第一章 家族ネタ
老後
A 私らも年取ったな。
B 右見ても左見ても年寄りばっかりや。
A 香港に負けたんやで。香港が世界一の長寿国になったんやで。
B 一番二番いうても、あんまり変わらんで。
A シワの中に白粉ブチ込んだ粉吹きババアばっかりやで。
B 失礼やと思うけど、ほんまにそうやな。
A お若く見えますねっていわれて、お年寄りは喜ぶやろ。
B 若く見えるのと、若いのとは違うからな。
A 百才いうても今は珍しくないもんな。
B 老人ホームで百才の人に声掛けてみ。
A おばあちゃん、楽しいですか。
B 楽しくなんかないよ。
A おめでとうございます。百才ですよ。
B おめでたくなんかないって思ってるで。
A そうやろか。
B 百才のおばあさんが、敬老の日にレポーターにインタビューされてるのを見るやろ。
A 見る、見る、敬老の日には、決まってテレビでやってるな。
B 「お元気ですね。長生きの秘訣は何ですか?」ってレポーターが言うねん。
A 言うてる、言うてる。
B 「長生きなんかしたくないよ! 死なないから生きてるんだよ! クソッタレ!」
A えらい、ひねくれてるな。まあ百才が珍しい間は騒がれるけど、これ以上百才の人が増えたら、洟も引っかけられへんようになるやろな。

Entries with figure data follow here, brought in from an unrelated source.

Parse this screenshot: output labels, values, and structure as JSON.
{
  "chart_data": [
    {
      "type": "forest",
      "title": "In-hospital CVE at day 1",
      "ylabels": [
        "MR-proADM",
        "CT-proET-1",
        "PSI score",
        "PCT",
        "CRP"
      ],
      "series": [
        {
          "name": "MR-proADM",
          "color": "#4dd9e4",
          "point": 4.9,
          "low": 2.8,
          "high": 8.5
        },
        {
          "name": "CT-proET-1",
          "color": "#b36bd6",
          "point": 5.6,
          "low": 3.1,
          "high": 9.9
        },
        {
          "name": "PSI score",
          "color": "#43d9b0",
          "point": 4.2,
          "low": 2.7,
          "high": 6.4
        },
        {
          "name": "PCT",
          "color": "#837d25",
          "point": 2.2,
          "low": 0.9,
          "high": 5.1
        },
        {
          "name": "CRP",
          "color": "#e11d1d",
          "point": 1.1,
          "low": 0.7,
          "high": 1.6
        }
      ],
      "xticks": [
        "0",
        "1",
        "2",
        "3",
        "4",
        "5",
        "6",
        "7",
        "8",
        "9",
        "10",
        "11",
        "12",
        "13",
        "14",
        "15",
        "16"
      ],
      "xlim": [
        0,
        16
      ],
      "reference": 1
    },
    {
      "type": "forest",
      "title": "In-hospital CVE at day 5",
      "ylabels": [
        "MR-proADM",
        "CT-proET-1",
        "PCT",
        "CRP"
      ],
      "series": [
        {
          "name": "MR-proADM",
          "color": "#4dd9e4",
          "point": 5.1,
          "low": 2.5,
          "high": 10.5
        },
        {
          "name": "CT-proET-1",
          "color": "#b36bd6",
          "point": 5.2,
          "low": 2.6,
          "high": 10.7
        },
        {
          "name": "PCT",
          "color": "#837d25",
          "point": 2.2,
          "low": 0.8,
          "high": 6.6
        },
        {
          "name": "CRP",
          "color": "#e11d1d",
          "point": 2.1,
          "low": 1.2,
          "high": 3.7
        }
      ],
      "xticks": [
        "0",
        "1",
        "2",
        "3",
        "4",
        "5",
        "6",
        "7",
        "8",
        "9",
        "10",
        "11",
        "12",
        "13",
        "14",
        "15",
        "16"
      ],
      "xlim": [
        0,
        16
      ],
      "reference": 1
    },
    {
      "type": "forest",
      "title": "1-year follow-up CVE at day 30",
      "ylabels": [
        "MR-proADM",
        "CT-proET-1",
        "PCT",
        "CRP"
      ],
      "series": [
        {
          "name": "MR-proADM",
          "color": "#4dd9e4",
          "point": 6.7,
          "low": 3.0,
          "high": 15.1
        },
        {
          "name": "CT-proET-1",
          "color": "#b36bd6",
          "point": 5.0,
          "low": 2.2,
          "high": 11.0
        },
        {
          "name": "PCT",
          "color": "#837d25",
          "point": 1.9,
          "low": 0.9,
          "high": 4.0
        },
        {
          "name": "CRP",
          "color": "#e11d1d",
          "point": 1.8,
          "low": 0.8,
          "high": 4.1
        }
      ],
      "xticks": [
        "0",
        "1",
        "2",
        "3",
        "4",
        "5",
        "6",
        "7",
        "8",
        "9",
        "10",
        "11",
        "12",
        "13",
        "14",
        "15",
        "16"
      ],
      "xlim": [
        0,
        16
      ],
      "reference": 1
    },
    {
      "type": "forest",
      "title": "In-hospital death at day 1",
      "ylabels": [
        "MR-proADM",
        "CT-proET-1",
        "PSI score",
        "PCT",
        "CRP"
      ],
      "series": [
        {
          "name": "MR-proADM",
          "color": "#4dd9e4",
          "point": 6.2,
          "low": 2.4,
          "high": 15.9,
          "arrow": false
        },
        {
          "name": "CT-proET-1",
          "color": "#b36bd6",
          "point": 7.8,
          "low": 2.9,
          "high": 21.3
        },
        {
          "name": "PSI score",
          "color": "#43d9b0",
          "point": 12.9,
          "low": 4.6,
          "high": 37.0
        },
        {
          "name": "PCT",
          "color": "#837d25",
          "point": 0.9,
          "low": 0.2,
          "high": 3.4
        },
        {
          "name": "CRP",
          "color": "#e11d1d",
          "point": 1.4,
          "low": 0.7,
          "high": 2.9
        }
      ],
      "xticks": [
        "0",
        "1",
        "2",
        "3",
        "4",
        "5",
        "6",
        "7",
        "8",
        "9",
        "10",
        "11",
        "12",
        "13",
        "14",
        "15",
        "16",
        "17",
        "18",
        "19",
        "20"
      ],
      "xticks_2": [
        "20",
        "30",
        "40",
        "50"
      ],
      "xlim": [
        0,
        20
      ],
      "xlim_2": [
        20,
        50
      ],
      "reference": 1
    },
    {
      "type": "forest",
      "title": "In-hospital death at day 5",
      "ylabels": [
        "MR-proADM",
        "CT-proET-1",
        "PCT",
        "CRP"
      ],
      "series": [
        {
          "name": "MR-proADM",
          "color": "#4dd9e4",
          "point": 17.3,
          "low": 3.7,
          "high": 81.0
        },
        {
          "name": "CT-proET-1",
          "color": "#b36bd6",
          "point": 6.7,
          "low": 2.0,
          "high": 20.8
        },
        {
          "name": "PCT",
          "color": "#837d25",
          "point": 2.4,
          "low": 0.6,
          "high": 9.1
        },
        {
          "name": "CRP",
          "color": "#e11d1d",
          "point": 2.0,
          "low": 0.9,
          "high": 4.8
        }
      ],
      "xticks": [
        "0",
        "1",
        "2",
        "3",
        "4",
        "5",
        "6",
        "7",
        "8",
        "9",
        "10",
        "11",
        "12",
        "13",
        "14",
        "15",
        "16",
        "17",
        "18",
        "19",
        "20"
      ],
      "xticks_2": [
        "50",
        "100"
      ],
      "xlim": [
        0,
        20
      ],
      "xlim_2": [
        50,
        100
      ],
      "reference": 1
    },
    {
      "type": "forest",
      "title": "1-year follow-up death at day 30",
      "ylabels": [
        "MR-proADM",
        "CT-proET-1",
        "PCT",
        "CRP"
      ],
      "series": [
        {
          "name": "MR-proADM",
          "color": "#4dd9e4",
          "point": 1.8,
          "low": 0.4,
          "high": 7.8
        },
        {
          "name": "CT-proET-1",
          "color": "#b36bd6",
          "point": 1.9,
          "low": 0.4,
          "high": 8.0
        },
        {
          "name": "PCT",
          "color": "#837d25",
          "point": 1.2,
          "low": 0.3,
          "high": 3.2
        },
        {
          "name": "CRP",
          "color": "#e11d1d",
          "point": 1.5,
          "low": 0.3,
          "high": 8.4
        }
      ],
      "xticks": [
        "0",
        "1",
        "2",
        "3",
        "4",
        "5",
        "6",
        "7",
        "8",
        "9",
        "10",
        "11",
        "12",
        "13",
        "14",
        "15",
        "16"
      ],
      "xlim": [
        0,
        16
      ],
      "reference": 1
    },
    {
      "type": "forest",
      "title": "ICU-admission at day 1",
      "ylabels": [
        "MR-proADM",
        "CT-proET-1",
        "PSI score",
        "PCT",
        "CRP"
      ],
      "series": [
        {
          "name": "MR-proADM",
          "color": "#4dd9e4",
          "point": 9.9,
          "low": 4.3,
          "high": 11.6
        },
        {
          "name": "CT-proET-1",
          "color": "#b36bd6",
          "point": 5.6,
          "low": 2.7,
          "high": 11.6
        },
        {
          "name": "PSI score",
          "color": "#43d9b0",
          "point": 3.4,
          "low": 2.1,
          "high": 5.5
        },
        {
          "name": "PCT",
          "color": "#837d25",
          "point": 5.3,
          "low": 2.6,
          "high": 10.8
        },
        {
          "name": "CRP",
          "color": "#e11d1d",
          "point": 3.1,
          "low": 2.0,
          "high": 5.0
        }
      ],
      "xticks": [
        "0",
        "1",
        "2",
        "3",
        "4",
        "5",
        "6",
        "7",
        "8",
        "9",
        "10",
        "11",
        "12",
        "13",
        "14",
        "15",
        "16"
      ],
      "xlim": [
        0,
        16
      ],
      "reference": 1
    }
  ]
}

B そらそうや。パンダが山程増えてみ。誰もパンダを見に行かへんようになるで。
A 猫みたいにたくさんいたら誰も見に行かへんわな。
B 私らは生きる苦労には馴れて、大体のコツは呑み込めたけど、死ぬのは馴れてへんから、困るわな。
A 死ぬのは予想つかへんからな。
B 死ぬ用心はでけへんけど、馴れとかんとな。
A どうやって馴れとくねん。
B 一回経験した方がええんとちゃうか。
A アカン、アカン。死んでしもたら経験にならへん。
B その内ボケてる事にも気づかんようになるねんで。
A ほな、どないなるん。
B それが本格的にボケたちゅう事や。
A ひゃー怖いな。
B あの女優何ていうたっけ。鼻の整形手術して、天狗みたいに高過ぎた鼻になった女優誰やった。